### Creating a Pair RDD

In [1]:
%spark
val pairs = lines.map(x => x.split(" ")(0), x)
val ppairs = sc.parallelize(pairs)

### Transforms on a Pair RDDs
example: {(1, 2), (3, 4), (3,6)}

**reduceByKey**

rdd.reduceByKey((x,y)=>x+y)
*{(1, 2),(3, 10))}*

**groupByKey**

rdd.groupByKey
*{(1, [2]), (3, [4, 6])}*

**mapValues(func)**
rdd.flatMapValues(x => (x to 5))
*{(1,2), (1,3), (1,4), (1,5), (3,4), (3,5)}*

**combineByKey(createCombiner, mergeValue, mergeCombiners, partitioner)**

val result = in.combineByKey(
    (v) => (v, 1),
    (acc: (Int, Int), v) => (acc._1 + v, acc._2 + 1),
    (acc1: (Int, Int), acc2: (Int, Int)) => (acc1._1 + acc2._1, acc1._2 + acc2._2),
    ).map{ case (key, value) => (key, value._1/value._2.toFloat)}
result.collectAsMap().map(println(_))

**Keys & Values**

**sortByKey**

### Transform on two pair RDDs
rdd = {(1,2),(3,4), (3,6)} other = {(3, 9)}

**subtractByKey**
rdd.subtractByKey(other)
*res = {(1,2)}*

**join**
rdd.join(other)
*res = {(3,[4, 9]), (3, [6, 9])}*

**rightOuterJoin**
rdd.rightOuterJoin(other)
*res = {(3, (Some(4),9)), (3, (Some(6), 9)) }*

**leftOuterJoin**
rdd.leftOuterJoin(other)
*res = {(1, (2, None)), (3, (4,Some(9))), (3, (6, Some(9))) }*

**cogroup**
rdd.cogroup(other)
*res = {(1, [2],[]), (3, ([4, 6], 9)}*

### Functions
**filter**
rdd.filter{case (key, value) => value.length < 20)

**better filter**
rdd.mapValues{x => x.length < 20)

### Aggregations


### *Per-key avg with reduceByKey and mapValues*
rdd.mapValues(x => x, 1).reduceByKey((x,y) => (x._1 + y._1, x._2 + y._2))

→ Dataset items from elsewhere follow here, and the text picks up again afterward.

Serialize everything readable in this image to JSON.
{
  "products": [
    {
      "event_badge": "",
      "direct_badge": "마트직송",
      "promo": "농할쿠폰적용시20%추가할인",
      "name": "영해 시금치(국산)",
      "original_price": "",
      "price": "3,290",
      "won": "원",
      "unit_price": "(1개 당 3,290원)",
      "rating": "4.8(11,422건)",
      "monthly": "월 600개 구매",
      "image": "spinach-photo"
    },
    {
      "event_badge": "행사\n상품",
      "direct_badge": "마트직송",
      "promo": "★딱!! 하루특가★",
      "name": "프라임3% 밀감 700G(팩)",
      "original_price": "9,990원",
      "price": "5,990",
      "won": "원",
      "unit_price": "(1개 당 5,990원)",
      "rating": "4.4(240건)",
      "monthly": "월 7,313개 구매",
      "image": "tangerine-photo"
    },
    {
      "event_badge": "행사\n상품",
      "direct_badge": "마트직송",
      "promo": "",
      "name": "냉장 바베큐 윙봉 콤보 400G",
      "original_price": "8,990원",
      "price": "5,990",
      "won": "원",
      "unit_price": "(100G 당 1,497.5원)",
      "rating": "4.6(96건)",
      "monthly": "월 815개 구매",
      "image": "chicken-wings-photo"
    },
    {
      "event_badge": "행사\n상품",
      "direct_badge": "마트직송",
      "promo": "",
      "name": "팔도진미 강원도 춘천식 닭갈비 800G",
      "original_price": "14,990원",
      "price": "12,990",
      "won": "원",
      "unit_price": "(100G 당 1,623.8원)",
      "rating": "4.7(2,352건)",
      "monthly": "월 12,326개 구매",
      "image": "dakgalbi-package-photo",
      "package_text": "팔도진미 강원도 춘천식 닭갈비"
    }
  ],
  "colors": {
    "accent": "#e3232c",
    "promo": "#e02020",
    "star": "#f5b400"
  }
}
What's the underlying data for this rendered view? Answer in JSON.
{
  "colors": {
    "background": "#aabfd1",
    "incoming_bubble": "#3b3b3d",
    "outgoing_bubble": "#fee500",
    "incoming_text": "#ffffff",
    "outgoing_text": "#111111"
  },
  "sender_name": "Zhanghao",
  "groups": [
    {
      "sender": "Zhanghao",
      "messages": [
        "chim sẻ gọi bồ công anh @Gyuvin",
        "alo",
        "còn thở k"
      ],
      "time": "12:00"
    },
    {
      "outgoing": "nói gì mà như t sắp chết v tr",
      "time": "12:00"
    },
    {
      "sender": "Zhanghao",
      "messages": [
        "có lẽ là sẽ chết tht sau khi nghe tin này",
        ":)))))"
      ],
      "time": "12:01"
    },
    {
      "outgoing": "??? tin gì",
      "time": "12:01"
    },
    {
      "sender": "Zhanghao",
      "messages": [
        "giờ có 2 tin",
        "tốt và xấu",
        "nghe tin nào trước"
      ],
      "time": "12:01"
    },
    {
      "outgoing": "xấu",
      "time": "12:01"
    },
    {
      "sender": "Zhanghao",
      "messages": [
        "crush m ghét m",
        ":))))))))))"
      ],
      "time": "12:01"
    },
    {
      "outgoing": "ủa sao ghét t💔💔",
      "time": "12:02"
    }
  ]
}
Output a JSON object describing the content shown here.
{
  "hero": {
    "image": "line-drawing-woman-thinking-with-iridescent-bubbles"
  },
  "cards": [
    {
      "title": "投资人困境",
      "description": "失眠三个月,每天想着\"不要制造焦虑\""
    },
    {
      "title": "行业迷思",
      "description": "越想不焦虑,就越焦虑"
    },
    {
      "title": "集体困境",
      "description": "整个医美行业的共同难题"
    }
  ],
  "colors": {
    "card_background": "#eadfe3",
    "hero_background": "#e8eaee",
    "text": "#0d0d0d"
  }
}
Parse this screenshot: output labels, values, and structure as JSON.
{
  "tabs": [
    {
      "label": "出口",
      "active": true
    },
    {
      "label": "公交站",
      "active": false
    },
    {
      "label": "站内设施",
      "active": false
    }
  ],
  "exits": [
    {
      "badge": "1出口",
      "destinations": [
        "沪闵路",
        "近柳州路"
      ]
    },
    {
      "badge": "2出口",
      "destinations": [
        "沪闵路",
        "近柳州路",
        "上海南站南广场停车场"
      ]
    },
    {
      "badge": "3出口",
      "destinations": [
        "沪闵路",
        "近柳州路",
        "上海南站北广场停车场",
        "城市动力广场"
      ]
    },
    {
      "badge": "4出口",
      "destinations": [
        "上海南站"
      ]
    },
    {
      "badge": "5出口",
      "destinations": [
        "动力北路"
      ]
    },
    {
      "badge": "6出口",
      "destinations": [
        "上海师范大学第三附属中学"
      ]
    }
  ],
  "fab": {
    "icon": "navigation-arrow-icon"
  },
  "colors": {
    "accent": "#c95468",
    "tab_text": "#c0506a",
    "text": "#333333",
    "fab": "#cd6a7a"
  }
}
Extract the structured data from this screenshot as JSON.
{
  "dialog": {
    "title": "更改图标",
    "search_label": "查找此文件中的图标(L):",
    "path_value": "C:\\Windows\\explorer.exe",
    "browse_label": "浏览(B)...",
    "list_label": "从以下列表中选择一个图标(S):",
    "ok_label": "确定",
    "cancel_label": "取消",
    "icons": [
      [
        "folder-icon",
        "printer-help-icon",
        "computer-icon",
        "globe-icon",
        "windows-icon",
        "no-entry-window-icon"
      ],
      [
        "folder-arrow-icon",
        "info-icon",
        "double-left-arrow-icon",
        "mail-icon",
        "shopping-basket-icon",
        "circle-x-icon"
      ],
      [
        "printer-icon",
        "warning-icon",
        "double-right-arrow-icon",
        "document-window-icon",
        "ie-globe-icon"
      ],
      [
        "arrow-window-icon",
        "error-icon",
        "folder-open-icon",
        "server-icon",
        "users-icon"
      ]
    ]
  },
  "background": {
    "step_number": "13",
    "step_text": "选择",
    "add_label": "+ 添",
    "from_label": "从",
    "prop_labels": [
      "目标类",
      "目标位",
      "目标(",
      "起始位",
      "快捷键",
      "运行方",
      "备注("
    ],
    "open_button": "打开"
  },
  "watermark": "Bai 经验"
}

### *word count and count words*
val in = sc.paralleliz("s3:?//")
val words = in.flatMap(x => x.split(" "))
val res = words.map(x => x,1).reducByKey((x, y)=>x+y)

### Grouping

**groupByKey** *will group our data with supplied key , we get back RDD[Key, Iterable[Vals]*

### Example sort

In [23]:
%spark
val storeAddr = sc.parallelize(Array(
    (3, "3101 24th St"),
    (4, "23 Seattle"),
    (1, "1026 Valencia St"),
    (2, "748 Van Ness Ave"))
)

In [24]:
%spark
implicit val sortIntegersByString = new Ordering[Int] {
    override def compare(a: Int, b: Int) = a.toString.compare(b.toString)
}
storeAddr.sortByKey().collect.take(4)

### Actions
rdd = {(1,2),(3,4), (3,6)} other = {(3, 9)}

rdd.countByKey()
*res = {(1, 1), (3, 2}}*

rdd.collectAsMap()
*res = Map{(1,2), (3,4), (3,6)}*

rdd.lookup(3)
*res = [4,6]*